Hand-wringing about paperwork and compliance is inevitable when a new rule takes effect, said Kevin Pranis, marketing director for the Laborers International Union of North America, Minnesota and North Dakota chapter.

“I heard similar things when the responsible contractor law was passed: The sky is falling. The seminars were filled to the rafters with contractors concerned that they were going be put out of business,” Pranis said.

“I am not aware of a single story in which anyone has been put out of business or significantly inconvenienced by filling out a couple more forms.”

At a festive bill-signing ceremony in July, everyone was on board with the changes. Leppink joined Gov. Tim Walz, Minnesota Attorney General Keith Ellison, and two legislative leaders — one Democrat and one Republican — in praising the new law.

Walz described the law as a national “model” that puts Minnesota on the forefront of protecting workers and “ethical employers.”

“We will stand on the side of basic human dignity and we will not put people at risk or dehumanize anyone due to their status,” Walz said.

Immigrants are especially vulnerable to wage theft because they tend not to complain for fear of retaliation. Attorney General Keith Ellison said employers are “not entitled to steal people’s wages based on their immigration status or lack thereof.”

“There are some folks who we know seek out undocumented people because there won’t be enforcement action,” Ellison added. “Those people are mistaken and they should abide by the law.”

Rep. Tim Mahoney, DFL-St. Paul, the bill’s House author, said at the gathering that the additional funding will help the Minnesota DLI to assist roughly 2,000 employees each year.

“Nine out of 10 employers are good, but despite that 40,000 employees have money stolen from them every year in Minnesota,” Mahoney said.

Democrats and Republicans found common ground on the issue, said Sen. Eric Pratt, R-Prior Lake.
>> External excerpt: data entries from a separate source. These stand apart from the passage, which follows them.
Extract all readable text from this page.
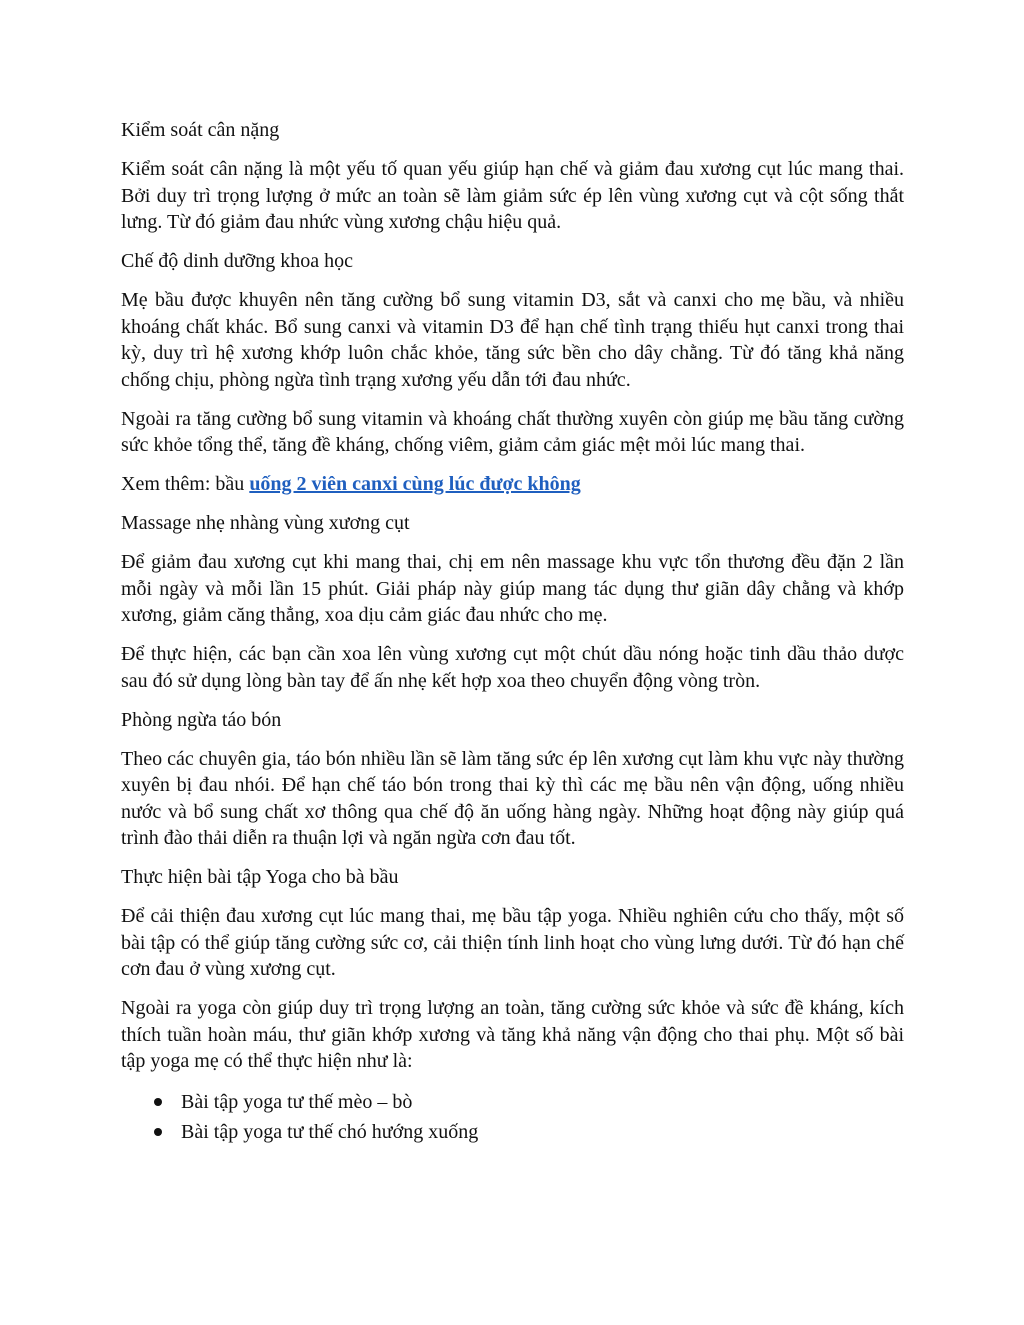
Kiểm soát cân nặng

Kiểm soát cân nặng là một yếu tố quan yếu giúp hạn chế và giảm đau xương cụt lúc mang thai. Bởi duy trì trọng lượng ở mức an toàn sẽ làm giảm sức ép lên vùng xương cụt và cột sống thắt lưng. Từ đó giảm đau nhức vùng xương chậu hiệu quả.

Chế độ dinh dưỡng khoa học

Mẹ bầu được khuyên nên tăng cường bổ sung vitamin D3, sắt và canxi cho mẹ bầu, và nhiều khoáng chất khác. Bổ sung canxi và vitamin D3 để hạn chế tình trạng thiếu hụt canxi trong thai kỳ, duy trì hệ xương khớp luôn chắc khỏe, tăng sức bền cho dây chằng. Từ đó tăng khả năng chống chịu, phòng ngừa tình trạng xương yếu dẫn tới đau nhức.

Ngoài ra tăng cường bổ sung vitamin và khoáng chất thường xuyên còn giúp mẹ bầu tăng cường sức khỏe tổng thể, tăng đề kháng, chống viêm, giảm cảm giác mệt mỏi lúc mang thai.

Xem thêm: bầu uống 2 viên canxi cùng lúc được không

Massage nhẹ nhàng vùng xương cụt

Để giảm đau xương cụt khi mang thai, chị em nên massage khu vực tổn thương đều đặn 2 lần mỗi ngày và mỗi lần 15 phút. Giải pháp này giúp mang tác dụng thư giãn dây chằng và khớp xương, giảm căng thẳng, xoa dịu cảm giác đau nhức cho mẹ.

Để thực hiện, các bạn cần xoa lên vùng xương cụt một chút dầu nóng hoặc tinh dầu thảo dược sau đó sử dụng lòng bàn tay để ấn nhẹ kết hợp xoa theo chuyển động vòng tròn.

Phòng ngừa táo bón

Theo các chuyên gia, táo bón nhiều lần sẽ làm tăng sức ép lên xương cụt làm khu vực này thường xuyên bị đau nhói. Để hạn chế táo bón trong thai kỳ thì các mẹ bầu nên vận động, uống nhiều nước và bổ sung chất xơ thông qua chế độ ăn uống hàng ngày. Những hoạt động này giúp quá trình đào thải diễn ra thuận lợi và ngăn ngừa cơn đau tốt.

Thực hiện bài tập Yoga cho bà bầu

Để cải thiện đau xương cụt lúc mang thai, mẹ bầu tập yoga. Nhiều nghiên cứu cho thấy, một số bài tập có thể giúp tăng cường sức cơ, cải thiện tính linh hoạt cho vùng lưng dưới. Từ đó hạn chế cơn đau ở vùng xương cụt.

Ngoài ra yoga còn giúp duy trì trọng lượng an toàn, tăng cường sức khỏe và sức đề kháng, kích thích tuần hoàn máu, thư giãn khớp xương và tăng khả năng vận động cho thai phụ. Một số bài tập yoga mẹ có thể thực hiện như là:

Bài tập yoga tư thế mèo – bò
Bài tập yoga tư thế chó hướng xuống
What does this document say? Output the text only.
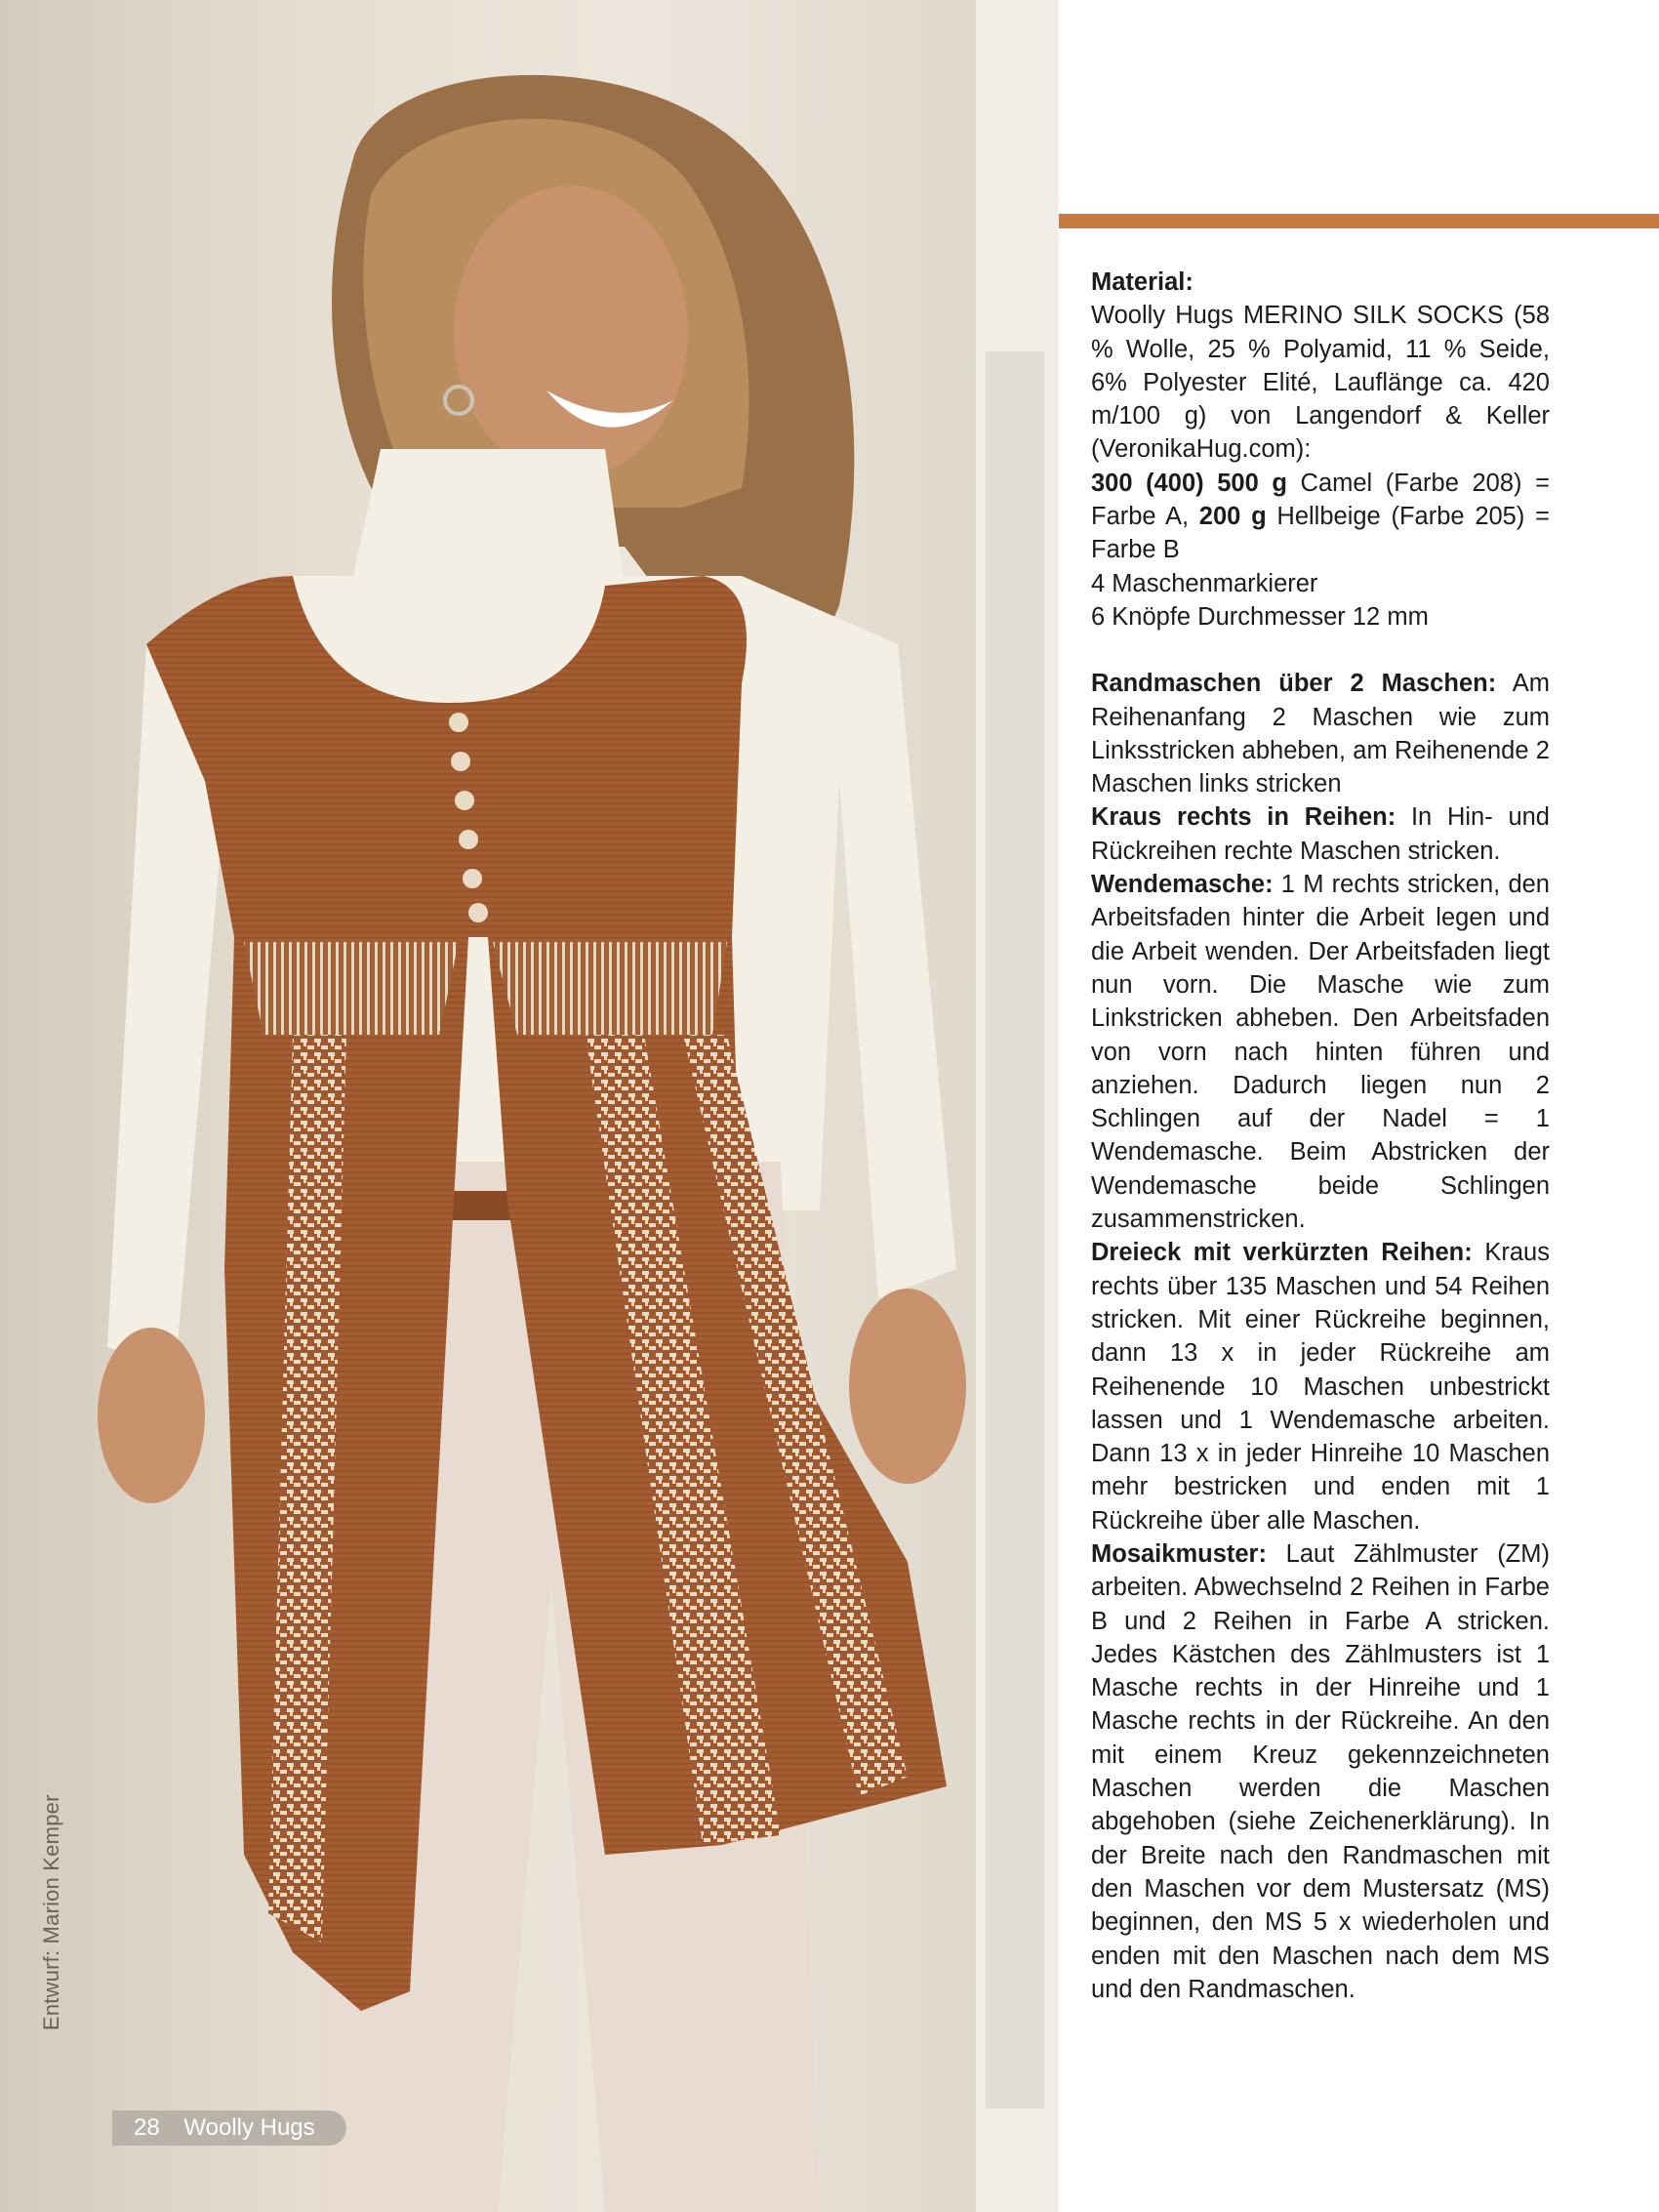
Entwurf: Marion Kemper
28 Woolly Hugs

Material:
Woolly Hugs MERINO SILK SOCKS (58 % Wolle, 25 % Polyamid, 11 % Seide, 6% Polyester Elité, Lauflänge ca. 420 m/100 g) von Langendorf & Keller (VeronikaHug.com):
300 (400) 500 g Camel (Farbe 208) = Farbe A, 200 g Hellbeige (Farbe 205) = Farbe B
4 Maschenmarkierer
6 Knöpfe Durchmesser 12 mm

Randmaschen über 2 Maschen: Am Reihenanfang 2 Maschen wie zum Linksstricken abheben, am Reihenende 2 Maschen links stricken

Kraus rechts in Reihen: In Hin- und Rückreihen rechte Maschen stricken.

Wendemasche: 1 M rechts stricken, den Arbeitsfaden hinter die Arbeit legen und die Arbeit wenden. Der Arbeitsfaden liegt nun vorn. Die Masche wie zum Linkstricken abheben. Den Arbeitsfaden von vorn nach hinten führen und anziehen. Dadurch liegen nun 2 Schlingen auf der Nadel = 1 Wendemasche. Beim Abstricken der Wendemasche beide Schlingen zusammenstricken.

Dreieck mit verkürzten Reihen: Kraus rechts über 135 Maschen und 54 Reihen stricken. Mit einer Rückreihe beginnen, dann 13 x in jeder Rückreihe am Reihenende 10 Maschen unbestrickt lassen und 1 Wendemasche arbeiten. Dann 13 x in jeder Hinreihe 10 Maschen mehr bestricken und enden mit 1 Rückreihe über alle Maschen.

Mosaikmuster: Laut Zählmuster (ZM) arbeiten. Abwechselnd 2 Reihen in Farbe B und 2 Reihen in Farbe A stricken. Jedes Kästchen des Zählmusters ist 1 Masche rechts in der Hinreihe und 1 Masche rechts in der Rückreihe. An den mit einem Kreuz gekennzeichneten Maschen werden die Maschen abgehoben (siehe Zeichenerklärung). In der Breite nach den Randmaschen mit den Maschen vor dem Mustersatz (MS) beginnen, den MS 5 x wiederholen und enden mit den Maschen nach dem MS und den Randmaschen.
“We agreed on the core value [that] if you earn a wage, you should be paid a wage. It’s that simple,” said Pratt, a co-author of the bill. “And if you are stealing from somebody’s wages, if you are attempting to defraud somebody, you should pay a penalty.”

Pranis said the law isn’t perfect. The new mandates, for example, are only as effective as the resources made available to enforce them. And more people “up the chain” of a project need to be held accountable, he said.

Even so, the wage theft law is a “very big deal,” he said.

“It might not be everything we want, but it’s the toughest in the nation,” Pranis said. “We will see significant benefits. And businesses that are paying their employees legally and fairly will no longer be facing competition that is saving a huge chunk from not paying people legally.”

Asked if there might be a legal challenge to the law, Ellison said he doesn’t believe so.

“It’s thoughtful, it’s clear. And guess what? You can’t steal people’s wages, and there’s no court that’s going to say you can,” he said.

“It’s not just dollars and cents,” he added. “It’s a matter of dignity in honoring labor, in honoring the hard work that people do.”